Friday, August 5, 2016

Music for August 7, 2016 + The Twelfth Sunday after Pentecost

Vocal Music

  • Panis Angelicus – César Franck (1822-1890) Richard Murray, baritone

Instrumental Music

  • Variations on Holy Manna – Raymond H. Haan (b. 1938)
  • Deck Thyself, My Soul, with Gladness – Mark Knickelbein (21st C.)
  • Festive Trumpet Tune – David German (b. 1954)

Congregational Music (all hymns from the Hymnal 1982 with the exception of those marked “R” which are from Renew.)

  • Hymn 636 - How firm a foundation, ye saints of the Lord (Foundation)
  • Hymn R37 - Father we love you  (Glorify your name )
  • Hymn 178 - Alleluia, alleluia! Give thanks to the risen Lord (Alleluia No. 1)
  • Hymn 707 - Take my life, and let it be consecrated (Hollingside)
  • Hymn 335 - I am the bread of life (I Am the Bread of Life )
  • Hymn 494 - Crown him with many crowns (Diademata)
  • Psalm 33 - Exultate, justi (refrain by Jacques Berthier)
Richard Murray sings one of the classics of sacred music this Sunday when he sings César Franck's Panis Angelicus. The text is part of the hymn Sacris solemniis written by Saint Thomas Aquinas. "Panis Angelicus" is often treated as a separate hymn and set to music, just as Franck did in his Messe solennelle in A major, Op.12. There it was written for tenor solo with cello, harp, and organ accompaniment. We will be singing the entire Messe solennelle in the spring.

Franck
Unlike many musicians whose parents had other aspirations for their children, César Franck was encouraged by his father to pursue a career as a virtuoso pianist. But at the Paris Conservatoire he failed to achieve the necessary distinction as a performer, so he turned his attention to composition and the organ. (Can’t play piano? Be an organist!) It was a smart move, for he became famouse in Paris as organist at the newly built church of Ste Clotilde, with its Cavaillé-Coll organ. He drew to himself a loyal and devoted circle of pupils and in 1871 became organ professor at the Conservatoire.

 As a composer, his best known orchestral works are the Symphonic Variations for solo piano and orchestra and the Symphony in D minor. Though he was best known in his day as a very distinguished organist, Franck wrote remarkably little for the instrument on which his improvisations had won him fame and pupils.

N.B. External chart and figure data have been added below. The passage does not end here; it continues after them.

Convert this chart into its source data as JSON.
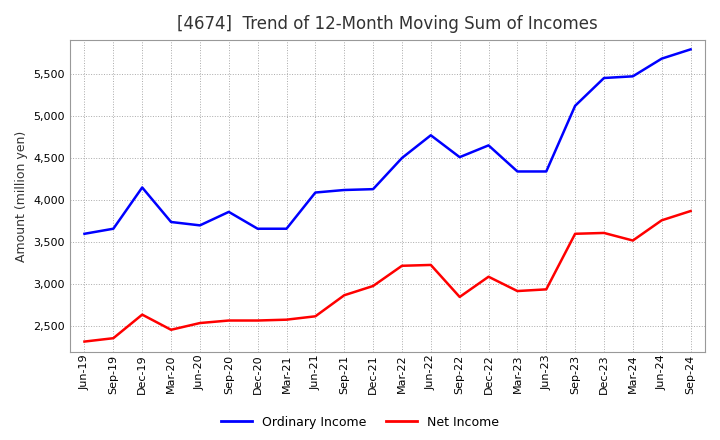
{
  "title": "[4674]  Trend of 12-Month Moving Sum of Incomes",
  "ylabel": "Amount (million yen)",
  "x_labels": [
    "Jun-19",
    "Sep-19",
    "Dec-19",
    "Mar-20",
    "Jun-20",
    "Sep-20",
    "Dec-20",
    "Mar-21",
    "Jun-21",
    "Sep-21",
    "Dec-21",
    "Mar-22",
    "Jun-22",
    "Sep-22",
    "Dec-22",
    "Mar-23",
    "Jun-23",
    "Sep-23",
    "Dec-23",
    "Mar-24",
    "Jun-24",
    "Sep-24"
  ],
  "ordinary_income": [
    3600,
    3660,
    4150,
    3740,
    3700,
    3860,
    3660,
    3660,
    4090,
    4120,
    4130,
    4500,
    4770,
    4510,
    4650,
    4340,
    4340,
    5120,
    5450,
    5470,
    5680,
    5790
  ],
  "net_income": [
    2320,
    2360,
    2640,
    2460,
    2540,
    2570,
    2570,
    2580,
    2620,
    2870,
    2980,
    3220,
    3230,
    2850,
    3090,
    2920,
    2940,
    3600,
    3610,
    3520,
    3760,
    3870
  ],
  "ordinary_color": "#0000ff",
  "net_color": "#ff0000",
  "ylim_min": 2200,
  "ylim_max": 5900,
  "yticks": [
    2500,
    3000,
    3500,
    4000,
    4500,
    5000,
    5500
  ],
  "background_color": "#ffffff",
  "grid_color": "#aaaaaa",
  "title_fontsize": 12,
  "title_color": "#333333",
  "axis_label_fontsize": 9,
  "tick_fontsize": 8,
  "legend_labels": [
    "Ordinary Income",
    "Net Income"
  ],
  "legend_fontsize": 9
}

The Organ pieces he did write, however, form the backbone of French Romantic organ literature, and have never gone out of style.

Raymond Haan
The variations on the hymn Holy Manna (used twice in the Hymnal 1982 - #238 and #580) were written by a public school educator to whom music was just a sideline. Raymond H. Haan was born in Falmouth, Michigan in 1938. As a boy, his piano teacher told him he'd never be a musician.Though it was his dream, he realized there was no way he could support himself as a musician in his denomination, the Christian Reformed Church and, as he says "...at that time leaving my church was not an option." So despite his desire to write music, he never took a music course of any kind.

Instead he became a middle school, then a high school English teacher and wrote music in his spare time-while also playing the organ, directing several choirs and being a father to four children. He became the Director of Music for the Cutlerville East Christian Reformed Church in Grand Rapids when he was 22, and had this position for over 50 years.

Even in his spare time, he was able to write more than 500 compositions published by 24 music companies. Retired from teaching, his children grown, Haan can now give his music more attention. He still lives in Cutlerville, Michigan and his hobbies include bicycling, tennis and golf.

Mark Knickelbein
From a new collection of piano pieces based on hymns of Baptism and Holy Communion we find the communion voluntary by the young Lutheran composer Mark Knickelbein. Each piece in this volume highlights specific stanzas and uses effective text painting to feature each theme. This piece based on the German chorale Schmücke dich begins in a very similar way to the famous Canon in D by Pachelbel before adding the chorale melody. This neo-Baroque style continues through the first verse, and then, when the second stanza (from the Lutheran Hymnal, "Hasten as a bride to meet Him") begins, he switches to a Renaissance Dance rhythm, 123, 123, 12, 12 for a lively, hastening feel.

Mark Knickelbein is the editor of music/worship at Concordia Publishing House and an active composer and church musician. He has a Bachelor of Science in Education from Martin Luther College, New Ulm, MN and Master of Arts in Music from Concordia University Chicago. He previously worked as an organist and choir director in Lutheran churches.